Como vou saber se um poema é bom ou ruim? Você não precisa ingerir todo o conteúdo de um barril para dizer se ele está cheio de vinho ou de vinagre.

Por que, por um lado, somos tão severos e críticos com opiniões infundadas, com terraplanistas, com bolsonaristas orgulhosos da própria estupidez e, por outro lado, toleramos e passamos pano para poetas medíocres e poemas ruins, chegando, inclusive, a curtir essas manifestações?

A indiferença à verdade e ao conhecimento, seja relativamente à vida vivida, seja ao pensamento, deve ser tão criticada quanto a leniência (irrigada pelas redes sociais) com que tratamos o aparecimento de tanta poesia avinagrada.

O pacto com as ideias falsas e a cumplicidade com as práticas poéticas de péssima qualidade deveriam acabar no mesmo saco.

*

Num surto de saudade, dias atrás assisti na íntegra a final da copa do mundo de 1970. Tirante os gols e alguns momentos reprisados à exaustão, aqui é acolá, acho que foi a segunda vez que vi todo o jogo. Eu tinha 8 ou 9 anos quando o assisti pela primeira vez. Morava em Niterói, Rio de Janeiro. Vila militar da Fortaleza de Santa Cruz.

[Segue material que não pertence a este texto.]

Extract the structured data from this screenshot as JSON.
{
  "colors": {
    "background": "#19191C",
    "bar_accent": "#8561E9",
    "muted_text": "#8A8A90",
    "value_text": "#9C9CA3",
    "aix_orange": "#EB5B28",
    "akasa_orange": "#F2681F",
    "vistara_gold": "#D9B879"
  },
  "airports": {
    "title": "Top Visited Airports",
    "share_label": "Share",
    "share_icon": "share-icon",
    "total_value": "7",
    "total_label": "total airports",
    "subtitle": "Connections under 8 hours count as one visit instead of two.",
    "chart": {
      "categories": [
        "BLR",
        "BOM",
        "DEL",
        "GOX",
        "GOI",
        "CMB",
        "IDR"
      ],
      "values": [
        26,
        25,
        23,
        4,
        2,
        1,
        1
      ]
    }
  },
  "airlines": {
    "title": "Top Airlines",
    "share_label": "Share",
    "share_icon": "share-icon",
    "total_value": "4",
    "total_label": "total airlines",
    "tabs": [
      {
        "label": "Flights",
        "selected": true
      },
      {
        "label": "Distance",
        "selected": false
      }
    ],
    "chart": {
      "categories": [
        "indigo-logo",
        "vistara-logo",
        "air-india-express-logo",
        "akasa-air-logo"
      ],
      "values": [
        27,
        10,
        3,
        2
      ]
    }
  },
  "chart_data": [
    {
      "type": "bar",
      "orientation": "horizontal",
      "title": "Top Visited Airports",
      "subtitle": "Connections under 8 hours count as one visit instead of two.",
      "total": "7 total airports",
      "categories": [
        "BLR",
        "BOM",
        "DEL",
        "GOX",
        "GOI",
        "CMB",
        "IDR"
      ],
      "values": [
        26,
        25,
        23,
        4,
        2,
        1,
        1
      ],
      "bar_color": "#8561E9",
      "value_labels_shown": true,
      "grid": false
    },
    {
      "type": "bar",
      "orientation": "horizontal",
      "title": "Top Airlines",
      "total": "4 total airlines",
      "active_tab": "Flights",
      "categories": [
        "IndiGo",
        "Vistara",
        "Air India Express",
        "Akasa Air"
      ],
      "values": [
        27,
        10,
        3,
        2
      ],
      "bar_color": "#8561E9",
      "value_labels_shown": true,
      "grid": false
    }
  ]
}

Coisas que percebi assistindo a partida histórica, segue uma enumeração bem incompleta: (1) o time da Itália era muito perigoso; não era uma galinha morta; bons contra-ataques; (2) os jogadores de defesa da seleção canarinho eram muito bons; esquecemos deles facilmente, Everaldo, por exemplo, jogava com eficiência e me pareceu um belo jogador; (3) nas faltas com barreira o juiz não contava os passos para montá-la, os jogadores obedeciam a seus gestos e paravam onde ele indicava que já estava bom, depois não mais se moviam. Impressionante, hoje isso é impossível; (4) não havia cera de nenhum dos jogadores, levavam um sarrafo, mas já se levantavam, a bola rolava o tempo todo; (5) o aproveitamento do rei foi de 100 %, muito marcado, quase não tocou na bola, porém participou diretamente de 3 dos 4 gols do time: em um deles marcou e nos outros dois fez a assistência, o passe final.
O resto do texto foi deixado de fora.